Trois ans après un accrochage en course qui avait été le point de départ d'une brouille de plus d'un an, Marc Marquez et Valentino Rossi sont à nouveau repartis de Termas de Rio Hondo passablement fâchés, dimanche. Mais si, à l'époque, ils avaient su contenir leurs jugements, le ton est monté dès l'after de ce Grand Prix d'Argentine. Surtout du côté de l'Italien, victime d'un abordage qui l'a dévié de sa trajectoire, mené dans l'herbe et à une chute dont il s'est péniblement remis pour finir 19e.
Il l'a fait exprès, pas par erreur. Il vise entre la jambe et la moto car il sait qu'il ne tombera pas mais on tombe. Il espère qu'on va tomber.
Au fond du stand Yamaha, il a d'abord envoyé son grand ami Uccio Salucci signifier à l'Espagnol qu'il ne voulait pas de sa main tendue et de ses explications. Puis, en conférence de presse, il a été sans concession pour l'impétueux. "Il a détruit notre sport car il n'a aucun respect pour ses adversaires, jamais", a déclaré le vétéran de 39 ans. "Ça peut arriver à n'importe qui de rater un freinage, de toucher quelqu'un d'autre ; c'est la course.
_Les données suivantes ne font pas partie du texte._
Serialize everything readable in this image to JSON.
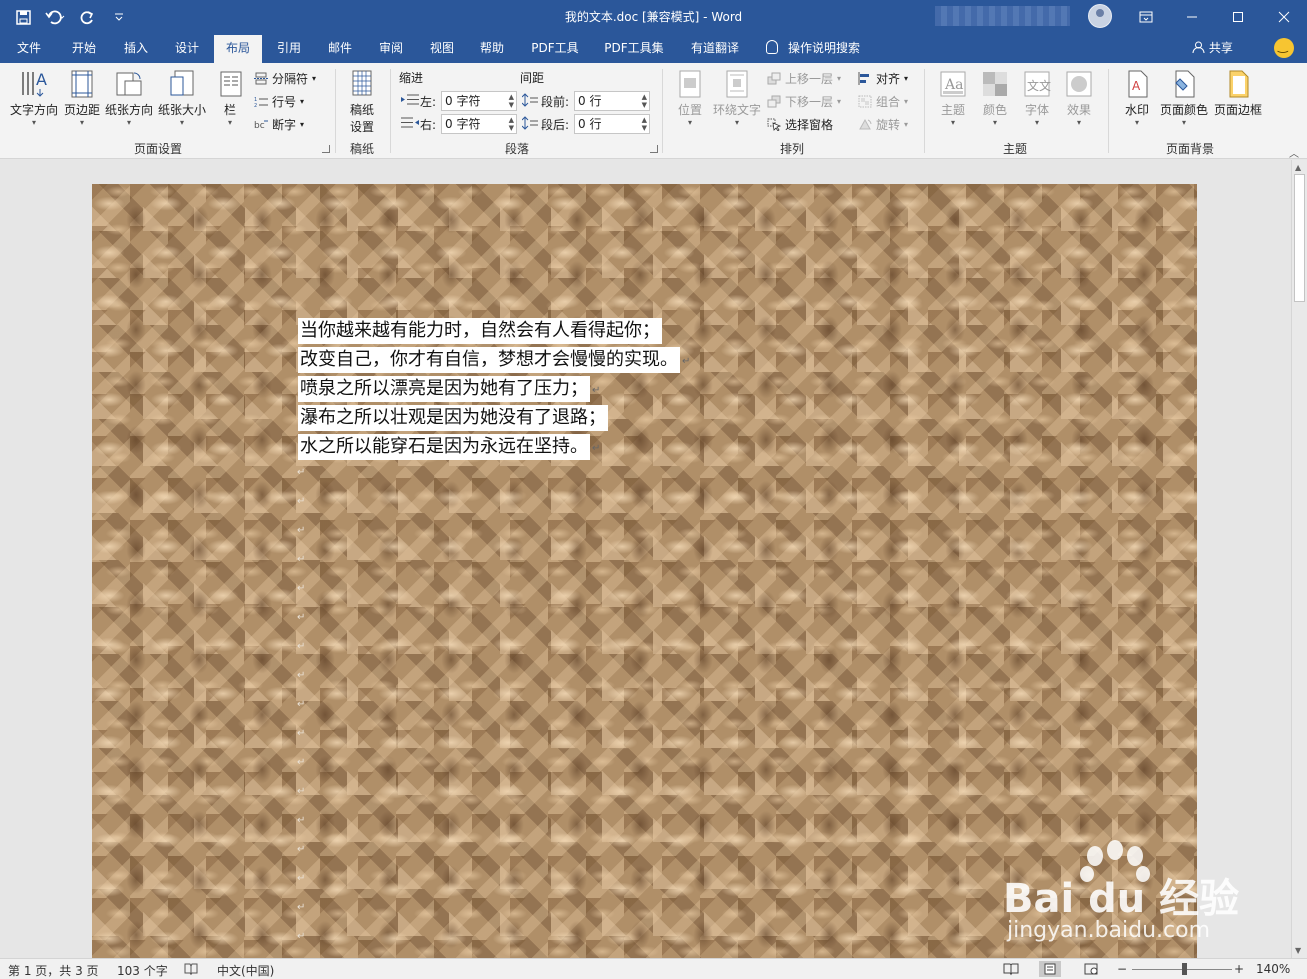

Mais depuis vendredi matin, il a fait ça avec Vinales, Dovizioso, moi le samedi matin, et il est rentré dans quatre pilotes en course."
"Il l'a fait exprès, pas par erreur. Il vise entre la jambe et la moto car il sait qu'il ne tombera pas mais on tombe. Il espère qu'on va tomber. Si on commence à jouer à ça, on élève le niveau à un point très dangereux. On est dans un sport très dangereux et ça peut mal finir."

"Il n'a pas les couilles de venir me voir"

"J'ai dit à Mike Webb [le directeur de course, NDLR] qu'il fallait faire quelque chose pour que Marquez ne se comporte plus comme ça. Cette année, au premier virage au Qatar, il a touché Zarco et Dovizioso. il entre dans les virages 20 km/h plus vite, et il n'y a rien à faire. C'est tout lui, ça fait quinze courses qu'il fait ça. Il essaie toujours de vous faire peur et de vous sortir de la piste. J'ai peur en piste quand je suis avec Marquez, car je sais qu'il va m'attaquer. Là, il faut espérer ne pas se faire percuter."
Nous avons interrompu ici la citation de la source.